According to the budget planning update, APS expects to receive around $2.3 million, around a 23% share, of those funds.
Bernstein said the union lobbied to get the pot of money increased to $20 million through an email campaign by members, to no avail. Now, they’ll go to the bargaining table to get what they can to “make sure that people aren’t divided into two classes of pay,” she said.
Those negotiations are underway, according to the district.
“APS is currently in contract negotiations with ATF,” APS spokeswoman Monica Armenta said.
She added that was “the extent of information available at the moment” when asked how instructional support provider salaries may increase with the state’s recent round of raises.
During the budget update, Executive Director of Budget Rosalinda Montoya said APS apparently hadn’t received the funds needed from the state for the minimum salary increases or the state’s wage increase for public education staff to $15 per hour.
For teachers and level-three counselors’ minimum salary increases, the district is expecting around $17.9 million in state funds, but says it will need $27.6 million, meaning it will be missing around $9.7 million.
APS Superintendent Scott Elder said part of the problem was that APS had counselors and “other role groups on tiers.”
“So these people are eligible now to have an increase in their base salary, but that was not funded that way,” he said. “So that’s a lot of the miss on the tiered funding.”
The 7% raises for all public education staff was one area they had been adequately funded by the state, APS officials have said, with the district receiving over $41 million, exceeding the costs to the district by around $1.6 million.
The budget update came after a sobering evaluation of the district’s finances by the LFC, which found the district’s spending and physical infrastructure has grown over the last 10 years while student enrollment and achievement have dropped, particularly since the pandemic.
Nagy acknowledged the district’s budget woes.
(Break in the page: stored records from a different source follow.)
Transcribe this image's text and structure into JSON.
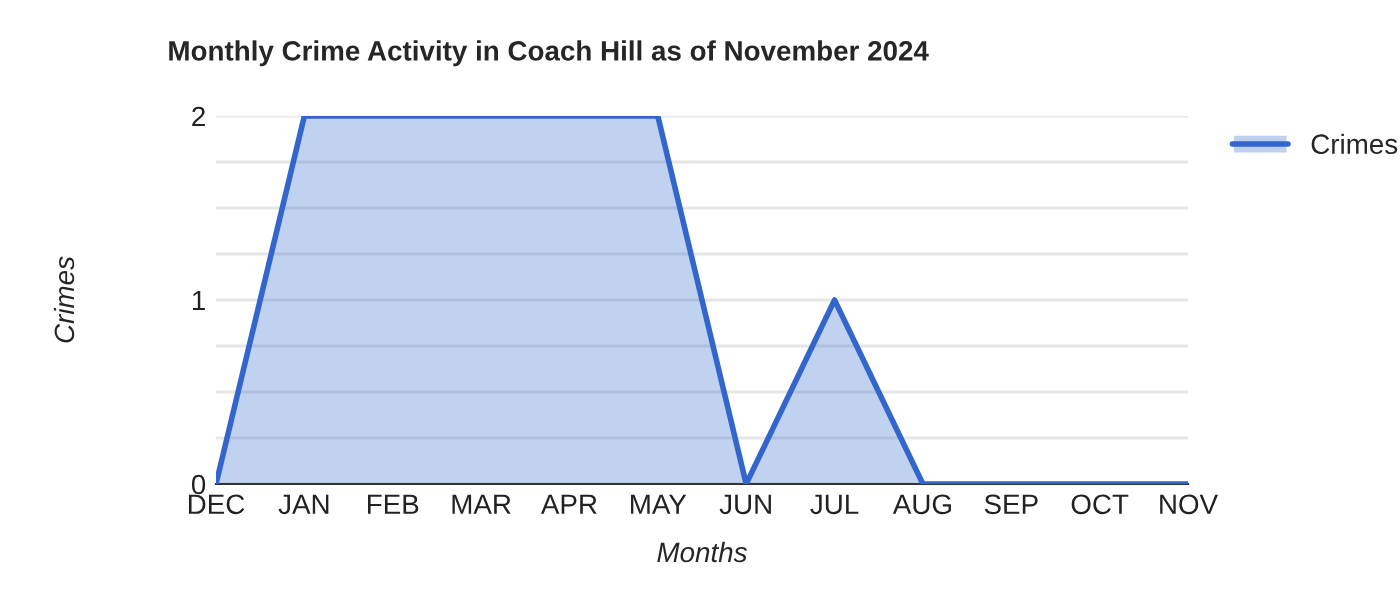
{
  "chart_data": {
    "type": "area",
    "title": "Monthly Crime Activity in Coach Hill as of November 2024",
    "xlabel": "Months",
    "ylabel": "Crimes",
    "categories": [
      "DEC",
      "JAN",
      "FEB",
      "MAR",
      "APR",
      "MAY",
      "JUN",
      "JUL",
      "AUG",
      "SEP",
      "OCT",
      "NOV"
    ],
    "series": [
      {
        "name": "Crimes",
        "color": "#3366cc",
        "values": [
          0,
          2,
          2,
          2,
          2,
          2,
          0,
          1,
          0,
          0,
          0,
          0
        ]
      }
    ],
    "ylim": [
      0,
      2
    ],
    "yticks": [
      0,
      {
        "value": 0.25,
        "label": null
      },
      {
        "value": 0.5,
        "label": null
      },
      {
        "value": 0.75,
        "label": null
      },
      1,
      {
        "value": 1.25,
        "label": null
      },
      {
        "value": 1.5,
        "label": null
      },
      {
        "value": 1.75,
        "label": null
      },
      2
    ],
    "grid": "y",
    "legend": "top right"
  }
}
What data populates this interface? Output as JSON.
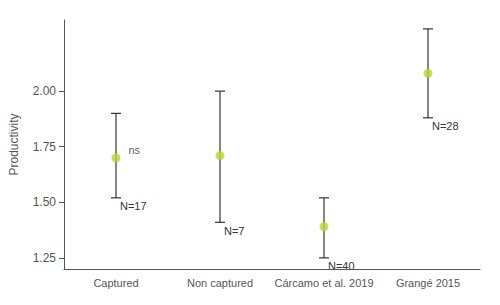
{
  "chart_data": {
    "type": "errorbar",
    "categories": [
      "Captured",
      "Non captured",
      "Cárcamo et al. 2019",
      "Grangé 2015"
    ],
    "values": [
      1.7,
      1.71,
      1.39,
      2.08
    ],
    "upper_errors": [
      0.2,
      0.29,
      0.13,
      0.2
    ],
    "lower_errors": [
      0.18,
      0.3,
      0.14,
      0.2
    ],
    "point_labels": [
      "N=17",
      "N=7",
      "N=40",
      "N=28"
    ],
    "annotations": [
      {
        "category": "Captured",
        "text": "ns"
      }
    ],
    "ylabel": "Productivity",
    "ylim": [
      1.2,
      2.32
    ],
    "yticks": [
      1.25,
      {
        "value": 1.5,
        "label": "1.50"
      },
      1.75,
      {
        "value": 2.0,
        "label": "2.00"
      }
    ],
    "grid": false
  }
}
Still, she hopes APS and the union will be able to come to an agreement on how to pay instructional support providers and teachers on the same scale, and that the issue can be addressed on a statewide level.
“Lawmakers need to include the essential and related services in the teachers’ salary increases, because we are working with the students and are in the schools,” she said. “Everyone back on the equal paying scales, I think, will encourage a more positive attitude going back to school in the fall.”